Paul rushes to fill the silence, words tumbling over one another, as if he’d held them back for so long that he can’t last one second more. “I know I’m not—I’ve never been—” He stares down at his own broad hands on his duffel bag. “I’m not good with words. I never know the right thing to say, because with you—every time we talk I seem to get it wrong.”

“You don’t always get it wrong.”

He shakes his head slightly, the smile on his face rueful. “I’m not the Paul from Russia. I can’t speak the way he did. I wish I could.”

“That’s not what I mean.” Everything would be so much simpler if I were sure that I only cared for Lieutenant Markov. But since when did love become simple? “That time you watched me paint, and you told me I always painted the truth—you got that right. Really right.”

Paul’s smile softens, like he’s starting to believe. “You said you don’t know where Lieutenant Markov stops and I begin.”

I nod as I hug myself, and curl down into my seat.

“I remember being a part of him.” His voice is low, and soft. I lift my eyes to his. It feels both like it’s hard to meet his gaze and like I could never look away. “I know we both liked the way you look for beauty in every person. Every moment. He wished he could be funny like you, sure of your words, and I do too. We both daydreamed about kissing you against a wall. Neither of us thought we ever had a chance with anyone as amazing as you. We would both do anything, give up anything, to keep you safe.”

By now my vision has blurred with tears. Paul must see that in my eyes, and he hesitates—like he feels guilty for upsetting me. But he keeps going.

“Lieutenant Markov and I are not the same man,” he says. “Nobody knows that better than I do. But we’re not completely different, either. The one way we were most alike was—was how we felt about you.”

The train rattles into its last stop, at the airport. Everyone starts hauling their bags out, and I wipe my cheeks, then help Paul maneuver his duffel through the doors. Instead of following the crowd forward, though, he lingers on the dimly lit platform, and I know it’s because he wants to tell me goodbye while we’re alone.

As soon as everyone else is farther ahead, I say, “Paul—”

“I love you.”

It makes me gasp. Not in surprise—by now I knew, I knew that as surely as I knew anything in the world. But it still feels like going through the rapids, over a waterfall, falling into the roar.

He keeps going, as if afraid to trust my reaction. “I told myself it didn’t matter if I never got to be with you. It was enough just to love you. When you were in danger, I needed you to be safe. You don’t owe me anything for that. You don’t have to say—to pretend—”

I reach out and press two fingers to his mouth. As overwhelmed as I am right now, I have to touch him. I have to know.

Paul breathes out sharply, like a man struck. He pulls me close, his enormous hands cradling my face as though I were fragile and delicate.

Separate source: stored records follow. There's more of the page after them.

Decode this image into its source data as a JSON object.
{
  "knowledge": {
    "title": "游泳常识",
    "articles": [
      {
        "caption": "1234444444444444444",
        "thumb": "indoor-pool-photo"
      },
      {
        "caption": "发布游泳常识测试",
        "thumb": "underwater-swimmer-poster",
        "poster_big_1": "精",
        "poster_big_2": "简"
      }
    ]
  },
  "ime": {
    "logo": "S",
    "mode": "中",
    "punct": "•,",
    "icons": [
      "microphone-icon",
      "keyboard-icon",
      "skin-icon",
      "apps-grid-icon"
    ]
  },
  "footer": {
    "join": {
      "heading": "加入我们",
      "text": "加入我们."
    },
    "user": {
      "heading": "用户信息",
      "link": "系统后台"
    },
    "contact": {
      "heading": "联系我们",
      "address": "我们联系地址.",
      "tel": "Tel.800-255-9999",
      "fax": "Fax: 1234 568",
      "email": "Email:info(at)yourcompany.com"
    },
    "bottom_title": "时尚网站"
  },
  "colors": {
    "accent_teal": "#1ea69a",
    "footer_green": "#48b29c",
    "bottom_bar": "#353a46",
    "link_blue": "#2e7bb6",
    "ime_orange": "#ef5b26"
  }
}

Like a little dove. Slowly Paul lowers his face to mine, nuzzling my temple, my cheeks, the corner of my mouth. I breathe in the scent of his skin as I wrap my fingers around his forearms, guiding him gently, gently down.

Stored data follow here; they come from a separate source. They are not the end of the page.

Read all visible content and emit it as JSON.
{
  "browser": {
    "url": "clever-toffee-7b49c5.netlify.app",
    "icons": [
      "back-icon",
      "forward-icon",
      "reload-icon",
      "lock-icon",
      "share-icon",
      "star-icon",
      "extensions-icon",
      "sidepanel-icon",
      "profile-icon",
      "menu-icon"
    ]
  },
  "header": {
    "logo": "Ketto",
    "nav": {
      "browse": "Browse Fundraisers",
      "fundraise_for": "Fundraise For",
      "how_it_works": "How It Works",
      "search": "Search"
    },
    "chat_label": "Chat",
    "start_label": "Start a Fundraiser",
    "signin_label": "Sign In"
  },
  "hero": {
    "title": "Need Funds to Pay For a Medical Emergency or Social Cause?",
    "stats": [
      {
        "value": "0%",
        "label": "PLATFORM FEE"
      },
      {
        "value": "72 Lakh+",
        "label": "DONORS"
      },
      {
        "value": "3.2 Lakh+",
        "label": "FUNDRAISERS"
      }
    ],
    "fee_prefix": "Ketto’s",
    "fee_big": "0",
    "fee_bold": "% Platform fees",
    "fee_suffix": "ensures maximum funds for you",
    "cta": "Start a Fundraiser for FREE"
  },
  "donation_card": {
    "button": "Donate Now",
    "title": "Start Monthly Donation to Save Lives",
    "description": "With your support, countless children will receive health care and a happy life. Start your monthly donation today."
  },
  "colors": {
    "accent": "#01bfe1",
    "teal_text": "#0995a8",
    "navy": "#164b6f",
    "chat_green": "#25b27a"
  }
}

Of course I’ve always known Paul was a big man, so much taller than me, and yet I never realized how he could wrap himself around me. How he could enclose me here in the darkness and become my whole world.

He brushes the first kiss against my cheekbone. The touch is so soft, even tentative—but the power of the emotion behind it overcomes me, bears me down more surely than force ever could. I tilt my head back, and Paul responds to the invitation by kissing the hollow of my throat, then finding the place on my neck where my pulse is pounding hardest. When he pulls me against his chest, I can feel his heart beating equally fast. We’re both so scared, yet neither of us wants to pull away.

Paul scrapes his teeth along my throat. The sharp edge between pain and pleasure makes me cry out in the instant before he silences me with his kiss.

Our lips part. I feel his tongue brush against mine as we breathe each other in. The world is turning upside down. I clutch at his T-shirt as my hands become fists. His broad hands cradle me at the waist, and all I can think is that this is perfect, absolutely perfect, just like . . .

Just like the way the other Paul kissed me in Russia.

It ought to reassure me. Instead it horrifies me. The man I loved died two days ago, and now I’m in someone else’s arms—except I don’t even know if this counts as someone else—

I turn my head from Paul, breaking the kiss. “Stop,” I whisper. “Please, stop.”

Paul stops immediately, though his arms remain around me. “Marguerite? What did I do wrong?”